Austin Peay State University - APSUClarksville, TN – The night sky is darker, the stars brighter, in Mount Pleasant, Tennessee. The rural town sits about an hour south of Nashville, where the heavens are dimmed by excessive light pollution, and as a girl, Deborah Gulledge became curious about the brilliant stars above her home.

“I was always interested in astronomy,” she said recently.

APSU student Deborah Gulledge
APSU student Deborah Gulledge

While still a high school student, this growing interest in the sciences took her to Austin Peay State University, where she attended the state’s Governors School in Computation Physics one summer. That’s where Gulledge, whose senior class had only 60 students, learned about the incredible research opportunities available at Austin Peay.
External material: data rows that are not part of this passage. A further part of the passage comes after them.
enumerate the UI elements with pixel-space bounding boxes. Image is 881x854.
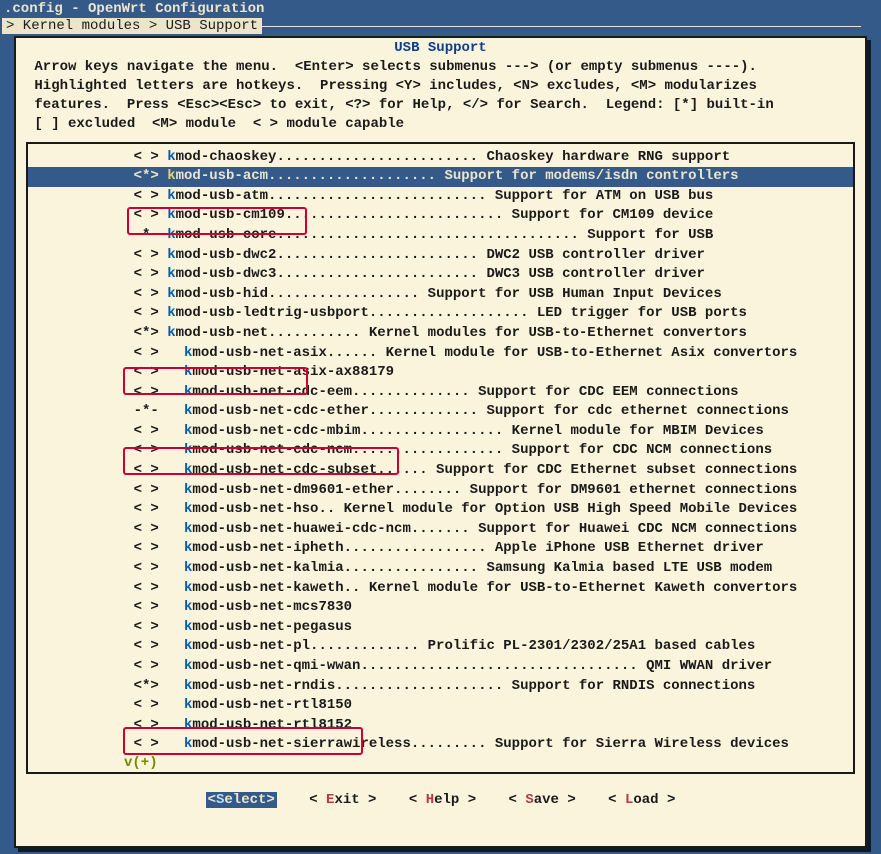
menu-item[interactable]: < > kmod-usb-atm........................… bbox=[28, 187, 853, 207]
load-button[interactable]: < Load > bbox=[608, 792, 675, 808]
help-button[interactable]: < Help > bbox=[409, 792, 476, 808]
menu-item[interactable]: < > kmod-usb-net-cdc-ncm................… bbox=[28, 441, 853, 461]
menu-item[interactable]: < > kmod-usb-net-cdc-eem.............. S… bbox=[28, 383, 853, 403]
menu-item[interactable]: < > kmod-usb-net-cdc-mbim...............… bbox=[28, 422, 853, 442]
window-title: .config - OpenWrt Configuration bbox=[0, 0, 881, 18]
button-bar: <Select> < Exit > < Help > < Save > < Lo… bbox=[16, 774, 865, 808]
menu-item[interactable]: < > kmod-usb-ledtrig-usbport............… bbox=[28, 304, 853, 324]
menu-item[interactable]: < > kmod-usb-net-qmi-wwan...............… bbox=[28, 657, 853, 677]
help-text: Arrow keys navigate the menu. <Enter> se… bbox=[16, 58, 865, 142]
menu-item[interactable]: < > kmod-usb-net-kalmia................ … bbox=[28, 559, 853, 579]
menu-item[interactable]: < > kmod-usb-dwc3.......................… bbox=[28, 265, 853, 285]
menu-item[interactable]: < > kmod-usb-net-cdc-subset...... Suppor… bbox=[28, 461, 853, 481]
breadcrumb: > Kernel modules > USB Support bbox=[2, 18, 262, 34]
exit-button[interactable]: < Exit > bbox=[309, 792, 376, 808]
menu-item[interactable]: < > kmod-usb-hid.................. Suppo… bbox=[28, 285, 853, 305]
menu-item[interactable]: <*> kmod-usb-net........... Kernel modul… bbox=[28, 324, 853, 344]
menu-item[interactable]: < > kmod-usb-net-mcs7830 bbox=[28, 598, 853, 618]
menu-item[interactable]: < > kmod-chaoskey.......................… bbox=[28, 148, 853, 168]
dialog-title: USB Support bbox=[16, 38, 865, 58]
menu-item[interactable]: < > kmod-usb-net-rtl8150 bbox=[28, 696, 853, 716]
menu-item[interactable]: -*- kmod-usb-net-cdc-ether............. … bbox=[28, 402, 853, 422]
scroll-more-indicator: v(+) bbox=[28, 755, 853, 771]
menu-item[interactable]: < > kmod-usb-dwc2.......................… bbox=[28, 246, 853, 266]
menu-item[interactable]: < > kmod-usb-net-ipheth.................… bbox=[28, 539, 853, 559]
menu-item[interactable]: < > kmod-usb-net-kaweth.. Kernel module … bbox=[28, 579, 853, 599]
menu-item[interactable]: < > kmod-usb-net-rtl8152 bbox=[28, 716, 853, 736]
menu-item[interactable]: < > kmod-usb-cm109......................… bbox=[28, 206, 853, 226]
menu-list-frame[interactable]: < > kmod-chaoskey.......................… bbox=[26, 142, 855, 774]
menu-item[interactable]: -*- kmod-usb-core.......................… bbox=[28, 226, 853, 246]
menu-item[interactable]: <*> kmod-usb-net-rndis..................… bbox=[28, 677, 853, 697]
select-button[interactable]: <Select> bbox=[206, 792, 277, 808]
breadcrumb-bar: > Kernel modules > USB Support bbox=[0, 18, 881, 36]
menu-item[interactable]: < > kmod-usb-net-sierrawireless.........… bbox=[28, 735, 853, 755]
save-button[interactable]: < Save > bbox=[509, 792, 576, 808]
menu-item[interactable]: < > kmod-usb-net-dm9601-ether........ Su… bbox=[28, 481, 853, 501]
menu-item[interactable]: < > kmod-usb-net-asix...... Kernel modul… bbox=[28, 344, 853, 364]
menu-item[interactable]: < > kmod-usb-net-huawei-cdc-ncm....... S… bbox=[28, 520, 853, 540]
menu-list[interactable]: < > kmod-chaoskey.......................… bbox=[28, 144, 853, 774]
menu-item[interactable]: < > kmod-usb-net-pl............. Prolifi… bbox=[28, 637, 853, 657]
menu-item[interactable]: < > kmod-usb-net-asix-ax88179 bbox=[28, 363, 853, 383]
menu-item[interactable]: < > kmod-usb-net-hso.. Kernel module for… bbox=[28, 500, 853, 520]
dialog-frame: USB Support Arrow keys navigate the menu… bbox=[14, 36, 867, 848]
menu-item[interactable]: <*> kmod-usb-acm.................... Sup… bbox=[28, 167, 853, 187]
menu-item[interactable]: < > kmod-usb-net-pegasus bbox=[28, 618, 853, 638]
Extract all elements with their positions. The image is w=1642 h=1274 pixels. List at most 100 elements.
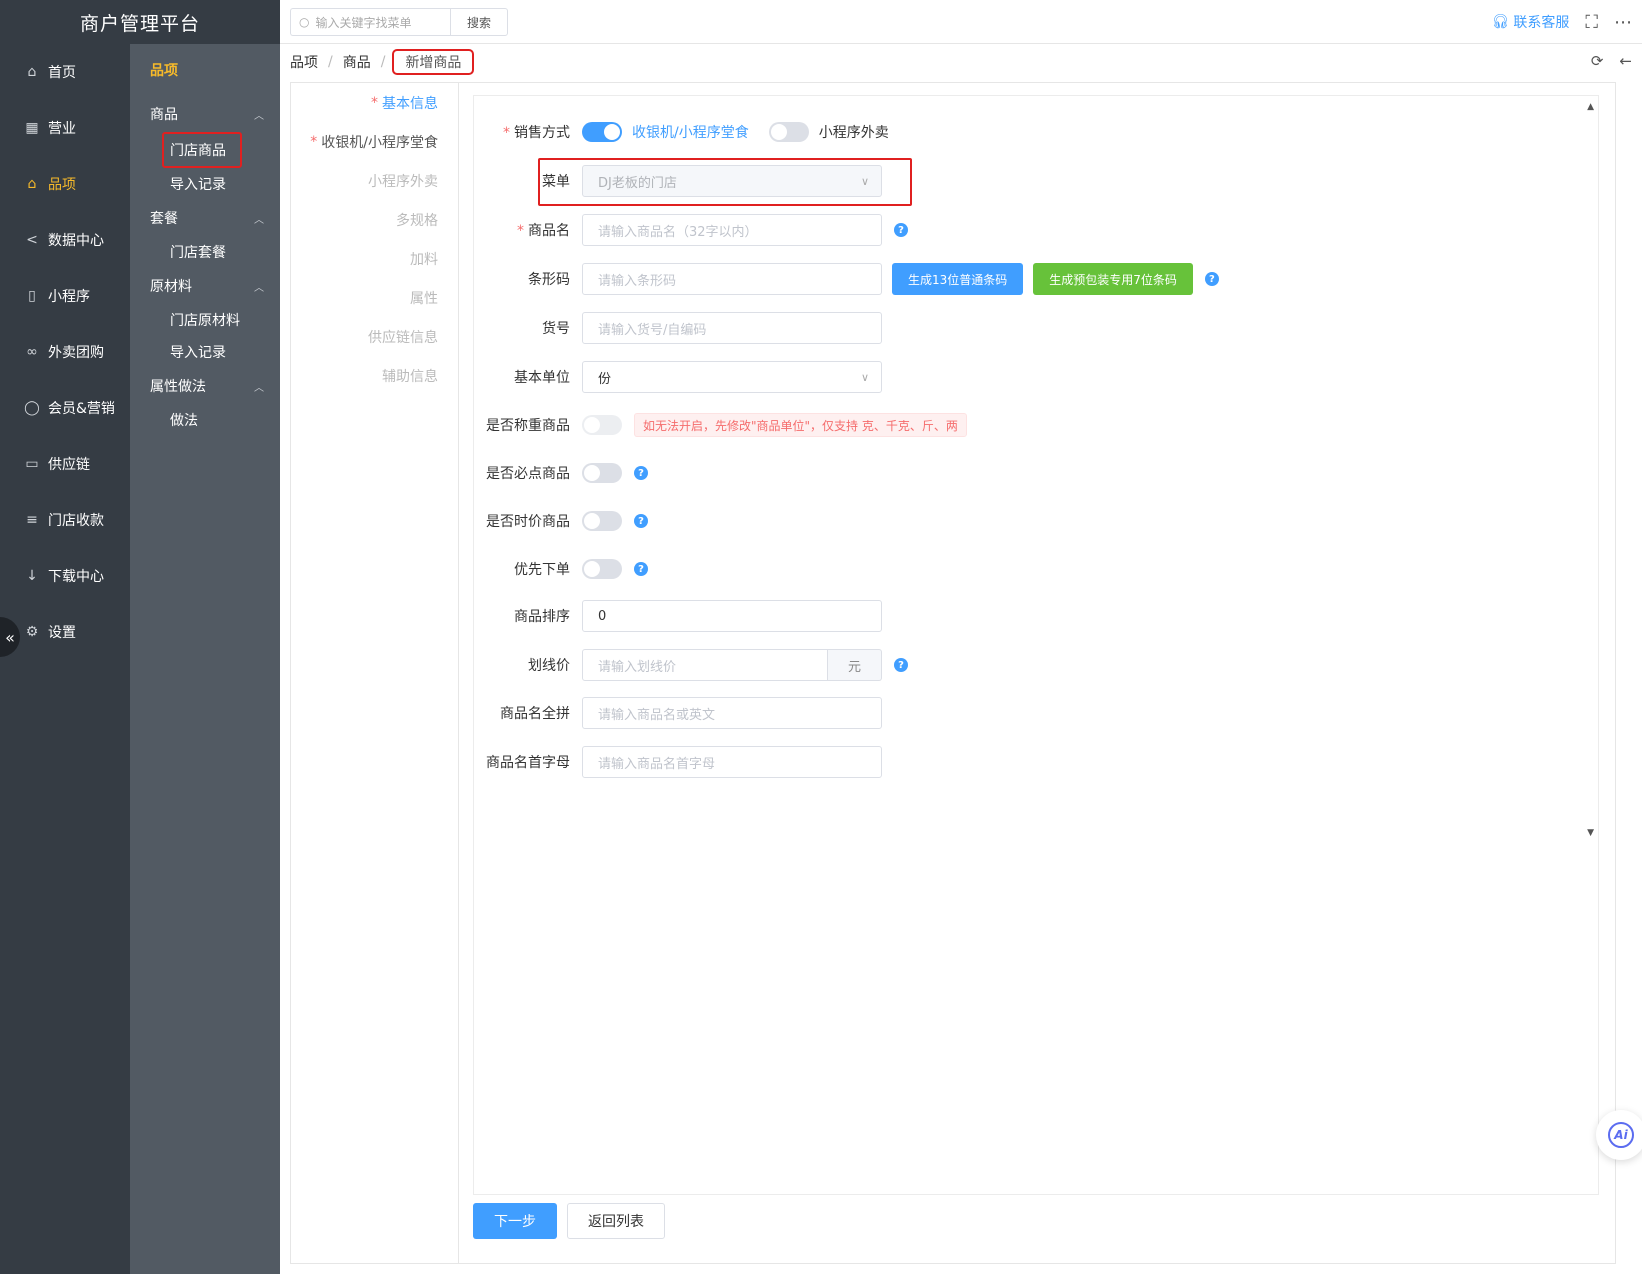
takeaway-toggle[interactable] — [768, 122, 809, 142]
required-mark: * — [371, 94, 378, 111]
pinyin-input[interactable]: 请输入商品名或英文 — [582, 697, 882, 729]
subnav-item[interactable]: 门店商品 — [162, 132, 242, 168]
nav-item[interactable]: ∞ 外卖团购 — [0, 324, 130, 380]
strike-price-input[interactable]: 请输入划线价 — [582, 649, 828, 681]
step-list: * 基本信息 * 收银机/小程序堂食 小程序外卖 多规格 加料 属性 供应链信息 辅助信息 — [291, 83, 459, 1263]
subnav-item[interactable]: 门店原材料 — [130, 304, 280, 336]
breadcrumb-item[interactable]: 商品 — [343, 52, 371, 72]
scroll-down-icon[interactable]: ▼ — [1587, 828, 1594, 838]
strike-price-label: 划线价 — [528, 658, 570, 674]
row-priority: 优先下单 ? — [474, 553, 648, 585]
step-label: 基本信息 — [382, 95, 438, 112]
help-icon[interactable]: ? — [1204, 272, 1219, 286]
subnav-group-label: 原材料 — [150, 279, 192, 295]
help-icon[interactable]: ? — [634, 562, 648, 576]
nav-item-label: 下载中心 — [48, 569, 104, 585]
phone-icon: ▯ — [28, 288, 36, 304]
sort-input[interactable]: 0 — [582, 600, 882, 632]
nav-item-label: 设置 — [48, 625, 76, 641]
breadcrumb-separator: / — [380, 54, 386, 70]
priority-toggle[interactable] — [582, 559, 622, 579]
step-item[interactable]: * 基本信息 — [291, 83, 458, 122]
home-icon: ⌂ — [27, 64, 37, 80]
generate-13-barcode-button[interactable]: 生成13位普通条码 — [892, 263, 1024, 295]
unit-value: 份 — [598, 371, 612, 387]
step-item[interactable]: 属性 — [291, 278, 458, 317]
nav-item[interactable]: ↓ 下载中心 — [0, 548, 130, 604]
nav-item[interactable]: ▦ 营业 — [0, 100, 130, 156]
step-label: 辅助信息 — [382, 368, 438, 385]
sku-input[interactable]: 请输入货号/自编码 — [582, 312, 882, 344]
row-sale-mode: * 销售方式 收银机/小程序堂食 小程序外卖 — [474, 116, 909, 148]
row-strike-price: 划线价 请输入划线价 元 ? — [474, 649, 908, 681]
refresh-icon[interactable]: ⟳ — [1591, 52, 1604, 70]
initials-input[interactable]: 请输入商品名首字母 — [582, 746, 882, 778]
generate-7-barcode-button[interactable]: 生成预包装专用7位条码 — [1033, 263, 1193, 295]
nav-item[interactable]: ◯ 会员&营销 — [0, 380, 130, 436]
more-icon[interactable]: ⋯ — [1614, 12, 1632, 33]
subnav-item[interactable]: 门店套餐 — [130, 236, 280, 268]
row-barcode: 条形码 请输入条形码 生成13位普通条码 生成预包装专用7位条码 ? — [474, 263, 1219, 295]
nav-item[interactable]: ≡ 门店收款 — [0, 492, 130, 548]
help-icon[interactable]: ? — [894, 223, 908, 237]
subnav-item[interactable]: 导入记录 — [130, 336, 280, 368]
subnav-group[interactable]: 属性做法 ︿ — [130, 368, 280, 404]
barcode-input[interactable]: 请输入条形码 — [582, 263, 882, 295]
primary-sidebar: ⌂ 首页 ▦ 营业 ⌂ 品项 < 数据中心 ▯ 小程序 ∞ 外卖团购 ◯ 会员&营销 ▭ 供应链 ≡ 门店收款 ↓ 下… — [0, 0, 130, 1274]
nav-item[interactable]: ▯ 小程序 — [0, 268, 130, 324]
subnav-item[interactable]: 做法 — [130, 404, 280, 436]
help-icon[interactable]: ? — [634, 514, 648, 528]
must-order-toggle[interactable] — [582, 463, 622, 483]
step-item[interactable]: 加料 — [291, 239, 458, 278]
row-initials: 商品名首字母 请输入商品名首字母 — [474, 746, 882, 778]
scroll-up-icon[interactable]: ▲ — [1587, 102, 1594, 112]
market-price-toggle[interactable] — [582, 511, 622, 531]
help-icon[interactable]: ? — [894, 658, 908, 672]
support-link[interactable]: 🎧︎ 联系客服 — [1492, 12, 1570, 32]
subnav-item[interactable]: 导入记录 — [130, 168, 280, 200]
takeaway-label: 小程序外卖 — [818, 125, 889, 141]
step-item[interactable]: 小程序外卖 — [291, 161, 458, 200]
fullscreen-icon[interactable]: ⛶ — [1585, 12, 1598, 33]
ai-assistant-button[interactable]: Ai — [1596, 1110, 1642, 1160]
subnav-group[interactable]: 套餐 ︿ — [130, 200, 280, 236]
content-panel: * 基本信息 * 收银机/小程序堂食 小程序外卖 多规格 加料 属性 供应链信息 辅助信息 ▲ ▼… — [290, 82, 1616, 1264]
sale-mode-label: * 销售方式 — [503, 125, 570, 141]
weighed-toggle[interactable] — [582, 415, 622, 435]
nav-item-label: 会员&营销 — [48, 401, 115, 417]
initials-label: 商品名首字母 — [486, 755, 570, 771]
breadcrumb-item[interactable]: 品项 — [290, 52, 318, 72]
market-price-label: 是否时价商品 — [486, 514, 570, 530]
step-item[interactable]: 多规格 — [291, 200, 458, 239]
topbar-actions: 🎧︎ 联系客服 ⛶ ⋯ — [1492, 0, 1632, 44]
step-item[interactable]: * 收银机/小程序堂食 — [291, 122, 458, 161]
pinyin-label: 商品名全拼 — [500, 706, 570, 722]
calendar-icon: ▦ — [25, 120, 39, 136]
nav-item[interactable]: ▭ 供应链 — [0, 436, 130, 492]
step-item[interactable]: 供应链信息 — [291, 317, 458, 356]
unit-select[interactable]: 份 ∨ — [582, 361, 882, 393]
search-placeholder: 输入关键字找菜单 — [315, 15, 412, 30]
back-arrow-icon[interactable]: ← — [1619, 52, 1632, 70]
search-input[interactable]: ○ 输入关键字找菜单 — [290, 8, 450, 36]
subnav-group[interactable]: 原材料 ︿ — [130, 268, 280, 304]
search-button[interactable]: 搜索 — [450, 8, 508, 36]
search-icon: ○ — [299, 15, 310, 29]
name-input[interactable]: 请输入商品名（32字以内） — [582, 214, 882, 246]
nav-item-label: 营业 — [48, 121, 76, 137]
breadcrumb-tools: ⟳ ← — [1591, 52, 1632, 70]
nav-item[interactable]: < 数据中心 — [0, 212, 130, 268]
back-to-list-button[interactable]: 返回列表 — [567, 1203, 665, 1239]
step-item[interactable]: 辅助信息 — [291, 356, 458, 395]
ai-icon: Ai — [1608, 1122, 1634, 1148]
nav-item[interactable]: ⌂ 品项 — [0, 156, 130, 212]
dine-in-toggle[interactable] — [582, 122, 622, 142]
subnav-group[interactable]: 商品 ︿ — [130, 96, 280, 132]
nav-item[interactable]: ⌂ 首页 — [0, 44, 130, 100]
strike-price-group: 请输入划线价 元 — [582, 649, 882, 681]
primary-nav: ⌂ 首页 ▦ 营业 ⌂ 品项 < 数据中心 ▯ 小程序 ∞ 外卖团购 ◯ 会员&营销 ▭ 供应链 ≡ 门店收款 ↓ 下… — [0, 44, 130, 660]
dine-in-label: 收银机/小程序堂食 — [632, 125, 749, 141]
help-icon[interactable]: ? — [634, 466, 648, 480]
next-step-button[interactable]: 下一步 — [473, 1203, 557, 1239]
row-must-order: 是否必点商品 ? — [474, 457, 648, 489]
“When I first came here, I heard about students who got to travel a lot and do a lot of research, and I thought that was the most amazing thing,” she said. “But I never thought I’d get to be one of those students.”

A year later, Gulledge enrolled at Austin Peay as a physics major, and in the last four years, she has traveled twice to the Cerro Tololo Inter-American Observatory, high in the Andes Mountains of Chile, to conduct research for the international Dark Energy Survey. This research has also taken her to Fermilab—the U.S. Department of Energy’s national laboratory— as an undergraduate research intern, and in January, lab officials named her Fermilab’s Scientist of the Week.

“It was exciting that they picked me,” she said. “They choose me based on research I presented at the American Astronomical Society Meeting in Washington, D.C.—research I’ve done on the Dark Energy Survey.”

The survey, according to the project’s website, “is designed to probe the origin of the accelerating universe and help uncover the nature of dark energy by measuring the 14-billion-year history of cosmic expansion with high precision.”

Gulledge plans to graduate this May and continue on in graduate school next year to pursue her Ph.D. in astrophysics. And she credits Austin Peay with helping her achieve this goal.

“I have loved it here, and I would not want to go anywhere else for undergrad,” she said. “It’s a small school, but the physics department is the most incredible department I could ever ask for.”

Before she leaves for graduate school, the former Governors School student will return to the program this summer as an instructor. And she’s excited about helping another budding scientist from Mt. Pleasant.

“My baby sister got accepted this year, so I get to mentor her,” she said.